The 31-year-old former CEO of crypto exchange FTX was found guilty on all seven wire fraud and conspiracy charges on November 2, 2023. They carry a maximum sentence of 110 years.
He founded and was ultimately held responsible for the collapse of his crypto empire. At its peak, FTX was valued at more than $32 billion. But when the company filed for bankruptcy on November 11, 2022, it owed $3.1 billion to its 50 largest creditors and at least $5 billion more to its nine million customers and smaller creditors.
Bankman-Fried has been incarcerated at Metropolitan Detention Center in Brooklyn since last summer. An unnamed person with knowledge of the matter told The New York Times that Bankman-Fried has been sharing crypto market tips with the guards and recommended they invest in Solana.

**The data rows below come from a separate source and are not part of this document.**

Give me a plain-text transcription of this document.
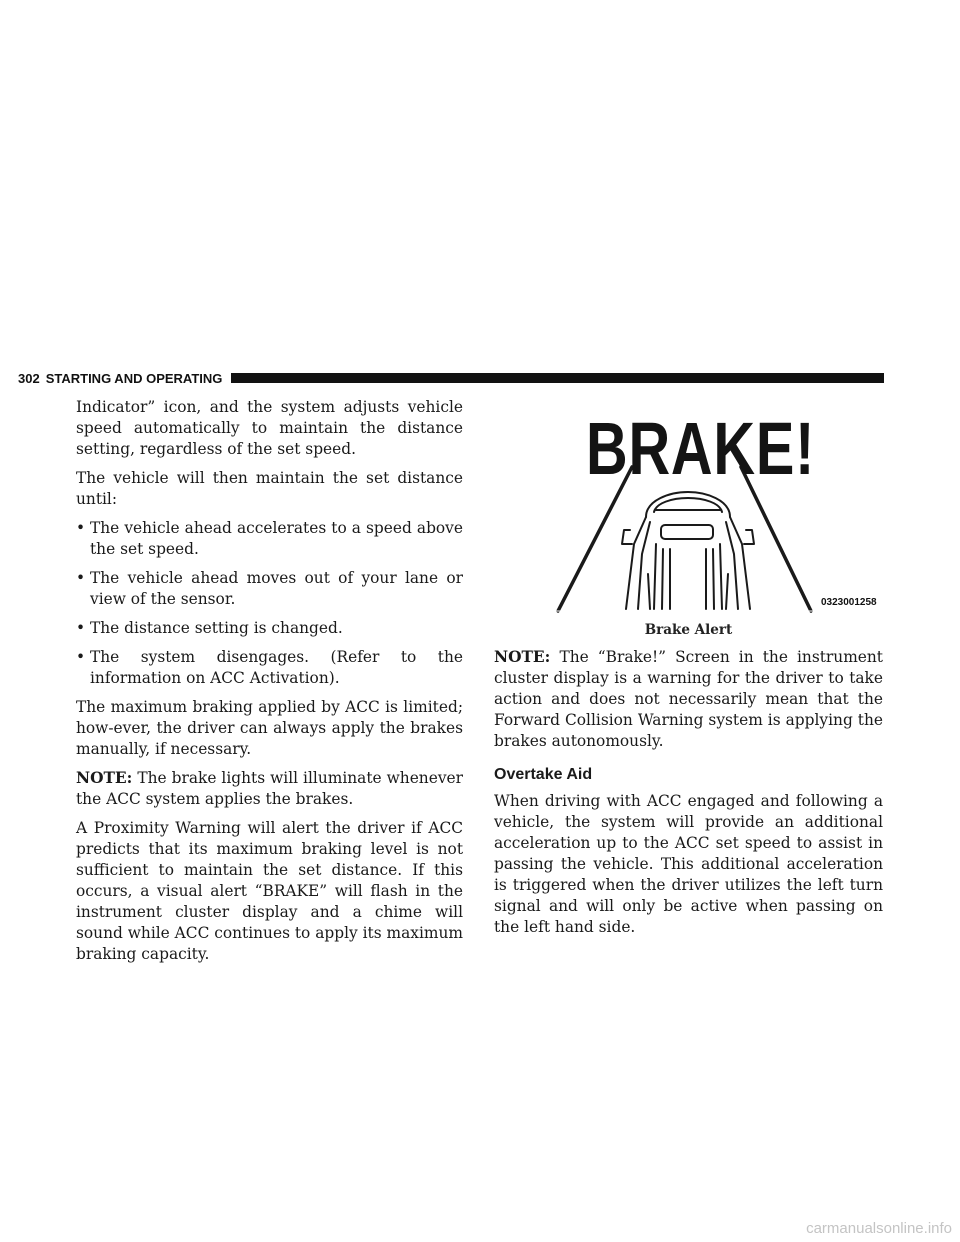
302 STARTING AND OPERATING

Indicator” icon, and the system adjusts vehicle speed automatically to maintain the distance setting, regardless of the set speed.

The vehicle will then maintain the set distance until:

• The vehicle ahead accelerates to a speed above the set speed.
• The vehicle ahead moves out of your lane or view of the sensor.
• The distance setting is changed.
• The system disengages. (Refer to the information on ACC Activation).

The maximum braking applied by ACC is limited; how-ever, the driver can always apply the brakes manually, if necessary.

NOTE: The brake lights will illuminate whenever the ACC system applies the brakes.

A Proximity Warning will alert the driver if ACC predicts that its maximum braking level is not sufficient to maintain the set distance. If this occurs, a visual alert “BRAKE” will flash in the instrument cluster display and a chime will sound while ACC continues to apply its maximum braking capacity.

BRAKE!
0323001258
Brake Alert

NOTE: The “Brake!” Screen in the instrument cluster display is a warning for the driver to take action and does not necessarily mean that the Forward Collision Warning system is applying the brakes autonomously.

Overtake Aid

When driving with ACC engaged and following a vehicle, the system will provide an additional acceleration up to the ACC set speed to assist in passing the vehicle. This additional acceleration is triggered when the driver utilizes the left turn signal and will only be active when passing on the left hand side.

carmanualsonline.info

Bankman-Fried and his firms, FTX and trading firm Alameda Research, were heavily invested in Solana. At their peak, the ex-CEO and his companies accounted for more than 60 million SOL—which accounted for roughly 10% of the total supply.
In the Tuesday memo, Bankman-Fried’s lawyers rebuffed comparisons that have been made between the one-time crypto mogul and American financier Bernie Madoff, who defrauded thousands of investors and netted billions of dollars over decades. In the memo, Bankman-Fried’s lawyers argue that because FTX customers are projected to make a full recovery, there are “there will be no actual losses in this case, as Sam had contended was true from the beginning.”
FTX’s bankruptcy estate said in court at the end of January that customers who can prove their losses are expected to be repaid in full. After selling off more of its crypto holdings, the estate has increased its cash reserves to $4.4 billion.
The lawyers also argued in the memo that even as a billionaire, Bankman-Fried did not live a lavish lifestyle.
“Sam has always lived a very modest life. Even as a billionaire, he drove the most basic car that was available. He wore ragged t-shirts and shorts,” they wrote. “He cooked most of his own meals, usually frying…vegan meat with sparse vegetables.”